Socialism, Part Two: What It May Look Like

The following is a continuation of an earlier post (Socialism, Part One: What It May Look Like) about the nature of socialism–which is a solution to problems that capitalism, characterized by the domination of a class of employers, cannot solve. Socialism is not something that emerges from a utopian view independently of the nature of capitalism but requires a critical approach to capitalism.

In the following, Tony Smith elaborates on the democratic nature of the workplace, which is subject to control not only by the workers at the particular workplace electing managers but also by certain community organizations that represent specific community interests. From  Globalisation: A Systematic Marxian Account (2006. Boston: Brill), page 303:

(ii) Managers of worker collectives are democratically accountable to those
over whom they exercise authority, either through direct elections or through
appointment by a workers’ council that is itself directly elected. These
enterprises are required to have representatives from a range of social
movements (environmental groups, consumer groups, feminist groups, and
so on) on their boards of directors, accountable to those movements.

What do you think of such proposals? How do they relate to democracy? To the lack of democracy in your life? Do you think that such proposals are worth fighting for?

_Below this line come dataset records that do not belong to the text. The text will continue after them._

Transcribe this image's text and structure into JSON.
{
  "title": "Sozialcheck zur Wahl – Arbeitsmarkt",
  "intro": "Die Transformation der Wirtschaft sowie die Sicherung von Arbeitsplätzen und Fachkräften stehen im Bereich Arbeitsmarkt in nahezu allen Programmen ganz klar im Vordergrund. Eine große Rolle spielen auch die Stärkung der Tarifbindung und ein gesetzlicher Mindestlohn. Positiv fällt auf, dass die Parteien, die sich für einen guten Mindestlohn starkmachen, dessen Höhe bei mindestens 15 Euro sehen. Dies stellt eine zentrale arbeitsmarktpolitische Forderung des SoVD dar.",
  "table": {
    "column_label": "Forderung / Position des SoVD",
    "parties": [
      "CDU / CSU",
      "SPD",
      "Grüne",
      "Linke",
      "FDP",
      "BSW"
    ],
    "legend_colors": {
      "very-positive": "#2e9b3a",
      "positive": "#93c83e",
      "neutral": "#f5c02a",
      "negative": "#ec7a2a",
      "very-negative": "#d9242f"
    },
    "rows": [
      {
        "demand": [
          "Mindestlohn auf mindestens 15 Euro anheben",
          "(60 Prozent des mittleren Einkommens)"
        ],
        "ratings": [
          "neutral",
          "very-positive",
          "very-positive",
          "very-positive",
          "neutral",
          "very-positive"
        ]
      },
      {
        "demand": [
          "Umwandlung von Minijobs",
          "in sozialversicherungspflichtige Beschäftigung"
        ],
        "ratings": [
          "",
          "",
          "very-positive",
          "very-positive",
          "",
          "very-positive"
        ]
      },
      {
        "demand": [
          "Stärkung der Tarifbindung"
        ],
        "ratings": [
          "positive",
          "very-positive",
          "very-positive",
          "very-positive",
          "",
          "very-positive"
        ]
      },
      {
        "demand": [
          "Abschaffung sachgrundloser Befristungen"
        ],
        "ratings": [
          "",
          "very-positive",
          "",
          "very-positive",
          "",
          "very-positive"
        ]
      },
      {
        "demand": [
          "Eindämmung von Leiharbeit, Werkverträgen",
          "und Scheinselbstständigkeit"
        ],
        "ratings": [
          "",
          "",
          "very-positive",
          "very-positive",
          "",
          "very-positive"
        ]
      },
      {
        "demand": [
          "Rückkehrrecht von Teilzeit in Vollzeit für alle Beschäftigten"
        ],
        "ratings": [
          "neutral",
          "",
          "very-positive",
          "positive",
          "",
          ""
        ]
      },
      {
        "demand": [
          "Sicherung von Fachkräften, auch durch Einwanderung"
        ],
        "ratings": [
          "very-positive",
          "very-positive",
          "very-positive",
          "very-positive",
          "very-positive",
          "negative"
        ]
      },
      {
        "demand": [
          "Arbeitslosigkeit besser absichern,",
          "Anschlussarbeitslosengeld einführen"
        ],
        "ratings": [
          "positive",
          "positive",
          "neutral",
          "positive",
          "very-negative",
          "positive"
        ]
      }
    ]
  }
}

One thought on “Socialism, Part Two: What It May Look Like

  1. Personally I don’t like the language of “managers”, “exercise of authority” and “board of directors”. I think a post-capitalist society, even in its first stages, will want to be less hierarchical than that, especially with the historical experience of ostensibly post-capitalist societies behind us. I don’t think we are dealing with “enterprises” in a socialist society – the division between work and the rest of our lives must itself be challenged. I think in order to challenge the division of labour the first pre-requisite has to be the reduction of necessary labour for all members of society, as well as the identification and abolition or transformation of socially unproductive labour. Without the monetary evaluation of the products of social activity, the meaning of activity is itself transformed as is the division of labour as well as the division between labour and the rest of social life.